Not by coincidence, the country also put on display one of its state-of-the-art Eitam spy aircraft, whose intelligence-gathering abilities would be vital in any co-ordinated assault on Iran's nuclear installations. This latest publicity only reinforces the message sent by Israel's recent military air exercises over the eastern Mediterranean, widely seen as a dress rehearsal for such an attack.

Most analysts believe that for all bellicose talk, a pre-emptive attack, by the US at least, is most unlikely. "Everyone recognises what the consequences of a conflict would be," the Defence Secretary Robert Gates warned, among them possible closure of the oil lifeline through the Strait of Hormuz, the risk of generalised war in the Middle East and immense new strains on the fragile global economy.

Pentagon commanders too do not want to plunge the country's overstretched armed forces into another war. An attack would be "extremely stressful" for US forces, Admiral Michael Mullen, chairman of the joint chiefs of staff and the country's top uniformed officer, warned a few days ago.
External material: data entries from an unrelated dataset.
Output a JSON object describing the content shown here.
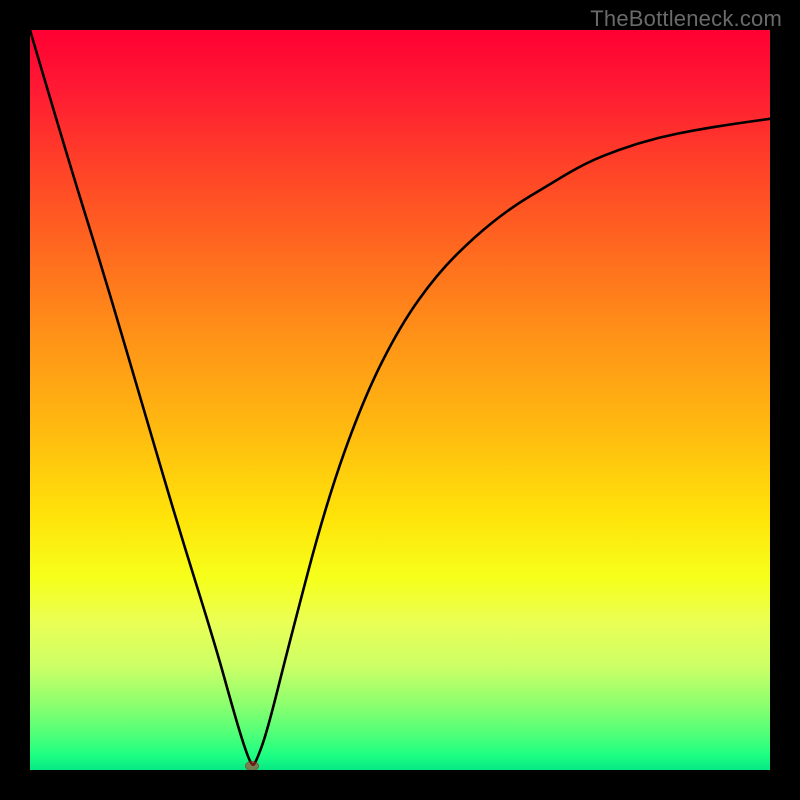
{
  "watermark": "TheBottleneck.com",
  "colors": {
    "frame": "#000000",
    "curve": "#000000",
    "marker": "rgba(200,40,40,0.55)"
  },
  "chart_data": {
    "type": "line",
    "title": "",
    "xlabel": "",
    "ylabel": "",
    "xlim": [
      0,
      1
    ],
    "ylim": [
      0,
      1
    ],
    "grid": false,
    "legend": false,
    "x": [
      0.0,
      0.05,
      0.1,
      0.15,
      0.2,
      0.25,
      0.275,
      0.29,
      0.3,
      0.305,
      0.32,
      0.35,
      0.4,
      0.45,
      0.5,
      0.55,
      0.6,
      0.65,
      0.7,
      0.75,
      0.8,
      0.85,
      0.9,
      0.95,
      1.0
    ],
    "y": [
      1.0,
      0.83,
      0.67,
      0.5,
      0.33,
      0.17,
      0.08,
      0.03,
      0.005,
      0.01,
      0.05,
      0.17,
      0.36,
      0.5,
      0.6,
      0.67,
      0.72,
      0.76,
      0.79,
      0.82,
      0.84,
      0.855,
      0.865,
      0.873,
      0.88
    ],
    "minimum_marker": {
      "x": 0.3,
      "y": 0.005
    },
    "notes": "Values are normalized fractions of the plot area; y=0 is the bottom (green) and y=1 is the top (red). The curve descends steeply from top-left, reaches a minimum near x≈0.30 at the bottom edge, then rises asymptotically toward ~0.88 at the right edge."
  }
}
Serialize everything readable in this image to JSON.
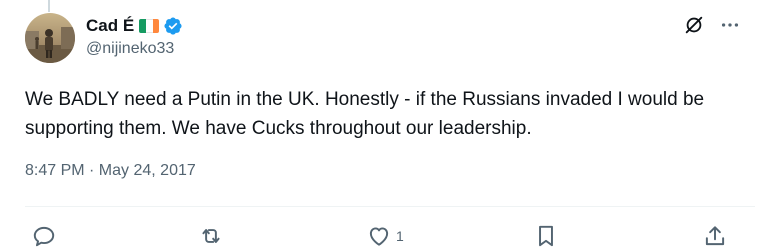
{
  "author": {
    "display_name": "Cad É",
    "handle": "@nijineko33",
    "verified": true,
    "flag_colors": [
      "#169b62",
      "#ffffff",
      "#ff883e"
    ],
    "verified_color": "#1d9bf0"
  },
  "tweet": {
    "text": "We BADLY need a Putin in the UK.  Honestly - if the Russians invaded I would be supporting them. We have Cucks throughout our leadership.",
    "timestamp": "8:47 PM · May 24, 2017"
  },
  "top_actions": {
    "grok_icon": "grok-icon",
    "more_icon": "more-icon"
  },
  "actions": {
    "reply_icon": "reply-icon",
    "retweet_icon": "retweet-icon",
    "like_icon": "heart-icon",
    "like_count": "1",
    "bookmark_icon": "bookmark-icon",
    "share_icon": "share-icon"
  },
  "colors": {
    "text": "#0f1419",
    "secondary": "#536471",
    "divider": "#eff3f4"
  }
}
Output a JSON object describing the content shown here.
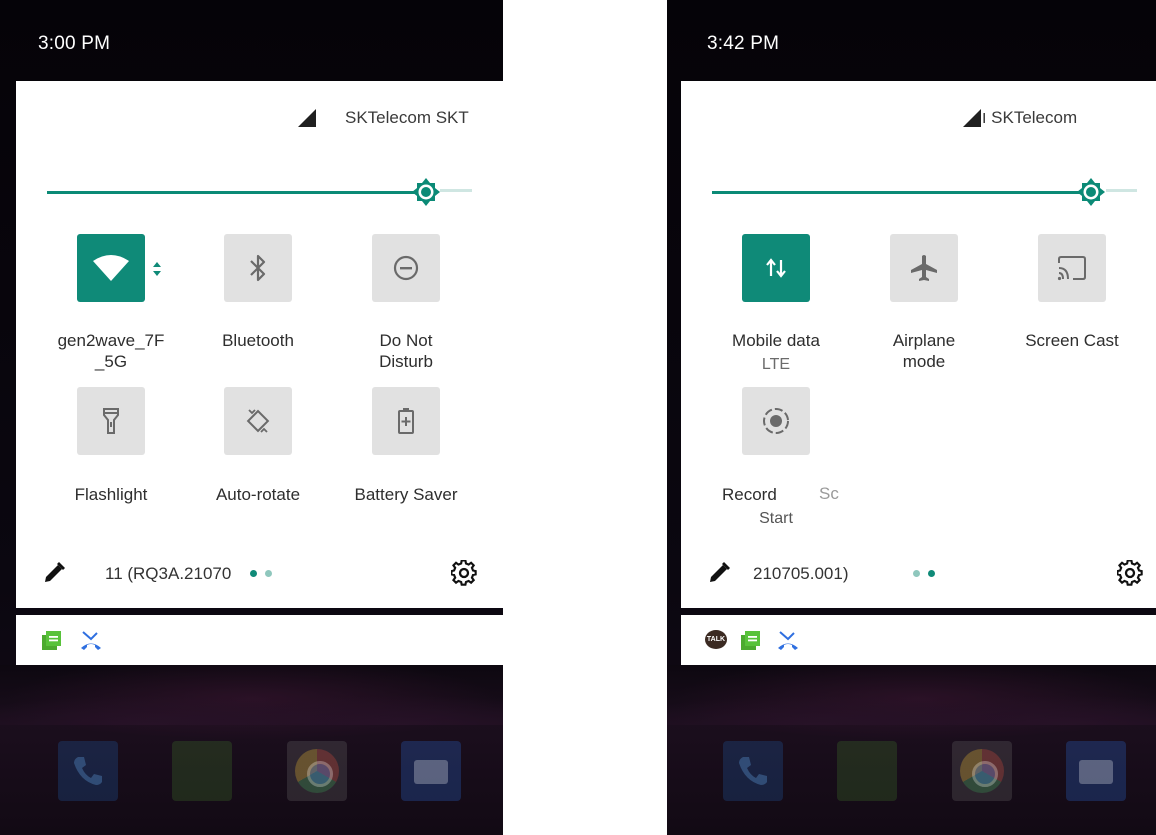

But the jitters have been increased by the political calendar in Washington and Jerusalem. From a US perspective, if the Bush administration is to strike, it probably has to do so before the general election campaign moves into high gear this autumn. The possibility – many would say likelihood – that the next President will be the Democrat, Barack Obama, who favours negotiation with Iran, only heightens the urgency for anti-Iran hawks.

In Jerusalem, a corruption scandal could bring down the Mr Omert's government in September. This is another reason for Israel, if it is determined to go ahead, to act sooner rather than later, even alone and without the explicit collaboration of the US.